Le cabinet Lazareff Le Bars n’est pas un cabinet d’avocat comme les autres. Spécialisé en arbitrage international, le cabinet connait depuis sa création en 2009 une forte croissance. Sa vocation multiculturelle en fait un cabinet à part, touchant autant aux diversités juridiques qu’aux diversités culturelles. 

C’est dans l’ambiance feutrée du grand appartement parisien de la rue du Général Foy que Benoit Lebars, associé fondateur du cabinet et Simon Chistiaen associé nous ont reçus. Qu’est-ce que l’arbitrage international et comment se pratique-t-il ? Quelles sont les exigences pour devenir arbitre ? Autant de questions que nous avons posées aux deux avocats du cabinet emblématique en la matière.


L’arbitrage est un secteur que les 24 professionnels du cabinet Lazareff Le Bars connaissent bien. En étant intervenu dans plus de 250 procédures arbitrales institutionnelles à travers 43 pays, le cabinet Lazareff Le Bars est reconnu comme l’un des plus importants de la première place mondiale en matière d'arbitrage. « La présence de la Chambre de Commerce Internationale fait de Paris la première place mondiale en matière d’arbitrage. A cela s’ajoute la grande majorité des dossiers d’arbitrage soumis au civil Law et non au Common Law, comme beaucoup le pensent. Ce qui fait de Paris et de la France la place la plus importante de l’arbitrage international au monde ». Nous explique Benoit Le Bars.
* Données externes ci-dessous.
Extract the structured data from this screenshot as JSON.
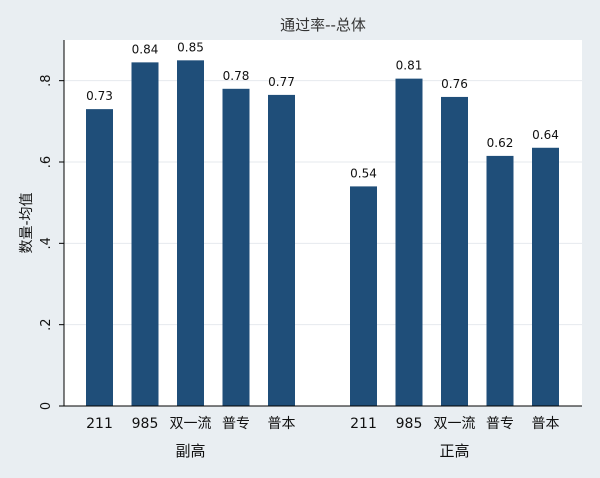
{
  "chart_data": {
    "type": "bar",
    "title": "通过率--总体",
    "ylabel": "数量-均值",
    "ylim": [
      0,
      0.9
    ],
    "yticks": [
      {
        "value": 0,
        "label": "0"
      },
      {
        "value": 0.2,
        "label": ".2"
      },
      {
        "value": 0.4,
        "label": ".4"
      },
      {
        "value": 0.6,
        "label": ".6"
      },
      {
        "value": 0.8,
        "label": ".8"
      }
    ],
    "grid": true,
    "groups": [
      {
        "name": "副高",
        "categories": [
          "211",
          "985",
          "双一流",
          "普专",
          "普本"
        ],
        "values": [
          0.73,
          0.845,
          0.85,
          0.78,
          0.765
        ],
        "labels": [
          "0.73",
          "0.84",
          "0.85",
          "0.78",
          "0.77"
        ]
      },
      {
        "name": "正高",
        "categories": [
          "211",
          "985",
          "双一流",
          "普专",
          "普本"
        ],
        "values": [
          0.54,
          0.805,
          0.76,
          0.615,
          0.635
        ],
        "labels": [
          "0.54",
          "0.81",
          "0.76",
          "0.62",
          "0.64"
        ]
      }
    ],
    "bar_color": "#1f4e79"
  }
}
Véritable « Boutique d’arbitrage », le cabinet Lazareff Le Bars assure une présence permanente sur plusieurs continents, avec des bureaux à Bruxelles, New York et San Francisco. L’objectif du cabinet est ainsi de se positionner sur les principaux centres d’arbitrage. Lorsque nous lui demandons où le cabinet ouvrira ses prochains bureaux, Benoit Le Bars hésite entre Hong Kong ou Singapour, La Russie, et Washington (siège du centre international pour le règlement des différends relatifs aux investissements). Si des antennes sont utiles, nous explique-t-il, elles ne sont pas fondamentales partout. Le cabinet a en effet su développer un réseau mondial lui permettant d’être en lien avec des correspondants aux quatre coins de la planète. C’est notamment le cas en Afrique, sur lequel le cabinet est particulièrement actif. Le cabinet souhaite néanmoins s’implanter à terme, à l’Ile Maurice, première place africaine du contentieux international. « l’Ile Maurice est la Suisse africaine. Elle connait depuis quelques années un développement considérable en matière d’arbitrage international » nous explique Benoit Le Bars.


Majoritairement tournés vers l’arbitrage, les avocats du cabinet Lazareff Le Bars exercent également en matière de contentieux en droit des affaires et droit international privé et en conseil principalement dans l’accompagnement de sociétés qui souhaitent se lancer à l’international.


Peu commun, le cabinet Lazareff Le Bars semble trouver un équilibre atypique entre juridique, multiculture, altruisme et xénophilie. En matière de recrutement notamment, si le cabinet recherche principalement des juristes formés en droit international, il ne privilégie pas particulièrement les diplômes, mais la connaissance des pratiques internationales et culturelles. « Il est pour nous essentiel que les professionnels du cabinets s’entendent entre eux », ajoute Benoit Le Bars. Le recrutement se fait donc systématiquement en prenant en compte l’avis des collaborateurs du cabinet. « Pour être arbitre, il faut surtout être curieux et avoir envie de découvrir des cultures. Il faut avoir envie de rencontrer de gens », conseille- t-il d’ailleurs aux jeunes intéressés par la matière.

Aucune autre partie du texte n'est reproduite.